Bu tespitime rağmen iki uygulamayı politik örgütlenme imkanı bakımından incelersek Facebook'un Twitter'dan biraz daha önde olduğunu söyleyebilirim. Çünkü Facebook, sanal da olsa kitle ve topluluk esasına dayalı bir uygulamadır. Yani Facebook kullanıcıları genel olarak kendilerini bir topluluğun içinde var etme eğilimleri olan ve toplumsal yaşam esasına göre hareket eden insanlardır. Bu nedenle Facebook bir sosyopolitik inceleme sahası olarak görülüp burada eğilim yoklaması alınabilir ve burada kurulan ilişkiler gerçek yaşama taşınarak güven tesis eden bir örgütlenmeye dönüştürülebilir. Bu tezimi, HAZİRAN'ın Facebook takip, beğeni ve etkileşim sayılarının Twitter'a oranla yüksek olmasıyla destekleyebiliriz.

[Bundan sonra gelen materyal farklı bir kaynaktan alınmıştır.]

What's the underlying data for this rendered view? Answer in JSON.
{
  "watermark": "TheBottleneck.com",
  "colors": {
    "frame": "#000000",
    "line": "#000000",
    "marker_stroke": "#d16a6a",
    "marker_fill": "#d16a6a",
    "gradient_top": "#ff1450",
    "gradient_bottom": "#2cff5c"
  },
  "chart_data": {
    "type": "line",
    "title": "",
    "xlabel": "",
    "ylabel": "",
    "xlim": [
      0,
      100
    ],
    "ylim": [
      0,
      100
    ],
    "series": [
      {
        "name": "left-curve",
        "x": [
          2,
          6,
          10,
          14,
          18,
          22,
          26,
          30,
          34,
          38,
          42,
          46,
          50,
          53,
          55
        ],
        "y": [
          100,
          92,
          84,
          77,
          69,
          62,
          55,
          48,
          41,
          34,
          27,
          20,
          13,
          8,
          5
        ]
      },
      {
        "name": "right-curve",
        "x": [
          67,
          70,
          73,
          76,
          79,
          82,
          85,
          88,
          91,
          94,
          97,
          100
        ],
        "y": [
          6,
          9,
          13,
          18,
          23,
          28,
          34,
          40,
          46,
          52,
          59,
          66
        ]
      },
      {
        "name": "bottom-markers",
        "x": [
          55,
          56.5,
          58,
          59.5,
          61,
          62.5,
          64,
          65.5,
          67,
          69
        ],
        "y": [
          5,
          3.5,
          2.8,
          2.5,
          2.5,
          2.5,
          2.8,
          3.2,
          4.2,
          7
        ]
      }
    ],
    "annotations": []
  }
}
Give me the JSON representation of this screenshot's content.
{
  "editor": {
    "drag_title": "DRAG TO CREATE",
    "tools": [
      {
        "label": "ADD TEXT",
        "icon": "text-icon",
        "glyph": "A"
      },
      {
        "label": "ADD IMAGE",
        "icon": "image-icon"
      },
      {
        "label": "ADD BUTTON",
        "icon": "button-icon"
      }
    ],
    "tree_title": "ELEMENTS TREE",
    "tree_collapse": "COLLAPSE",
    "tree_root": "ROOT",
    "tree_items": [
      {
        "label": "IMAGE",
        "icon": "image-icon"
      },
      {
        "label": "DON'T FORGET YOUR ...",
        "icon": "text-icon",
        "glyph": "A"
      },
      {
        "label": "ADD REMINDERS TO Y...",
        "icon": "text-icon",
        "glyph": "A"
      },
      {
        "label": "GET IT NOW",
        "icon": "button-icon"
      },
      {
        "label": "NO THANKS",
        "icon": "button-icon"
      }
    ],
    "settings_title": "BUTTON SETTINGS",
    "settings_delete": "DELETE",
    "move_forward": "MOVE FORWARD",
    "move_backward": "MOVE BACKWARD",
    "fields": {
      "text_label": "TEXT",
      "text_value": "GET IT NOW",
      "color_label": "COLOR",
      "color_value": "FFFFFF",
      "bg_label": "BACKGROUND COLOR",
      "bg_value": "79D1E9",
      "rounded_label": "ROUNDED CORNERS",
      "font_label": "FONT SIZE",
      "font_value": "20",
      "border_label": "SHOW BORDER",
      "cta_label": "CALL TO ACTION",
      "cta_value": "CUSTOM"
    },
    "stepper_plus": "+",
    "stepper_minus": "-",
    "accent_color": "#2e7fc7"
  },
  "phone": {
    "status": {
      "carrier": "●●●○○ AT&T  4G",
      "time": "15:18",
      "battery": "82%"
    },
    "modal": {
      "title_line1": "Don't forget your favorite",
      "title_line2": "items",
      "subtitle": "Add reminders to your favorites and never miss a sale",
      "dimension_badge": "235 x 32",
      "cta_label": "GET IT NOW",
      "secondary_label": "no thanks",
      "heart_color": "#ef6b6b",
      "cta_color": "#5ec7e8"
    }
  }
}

TWITTER'IN “KÖKÜNÜ KAZIMAYA” ÇALIŞMAK

Peki bu anlattıklarımdan Twitter'dan bir şey çıkmaz sonucu mu çıkar ya da yazarın dediği gibi "Twitter'ı tiktatöre terk edelim" mi diyelim? Bu sorulara cevap vermek için, Facebook örgütlenmeye daha elverişliyken Saray neden Twitterla bu kadar uğraşıyor sorusuna yanıt aramak gerekir. Twitter, insanların "olan bitene baktıkları" yani gündemi takip ettikleri, daha önemlisi kendi gündemlerini yarattıkları bir alandır. Yani Twitter, anlık gelişen ve kontrol edilemeyen bir mecradır. Saray'ın "Twitter'ın kökünü kazımayı" istemesinin nedeni budur. Bu nedenle Twitter kesinlikle terk edilebilir bir alan değildir. Twitter; iktidarın, muhalefetin ve kendi halinde halkın gündemlerini ve eğilimlerini takip etmek ve pozisyon almak için bulunmaz bir nimettir.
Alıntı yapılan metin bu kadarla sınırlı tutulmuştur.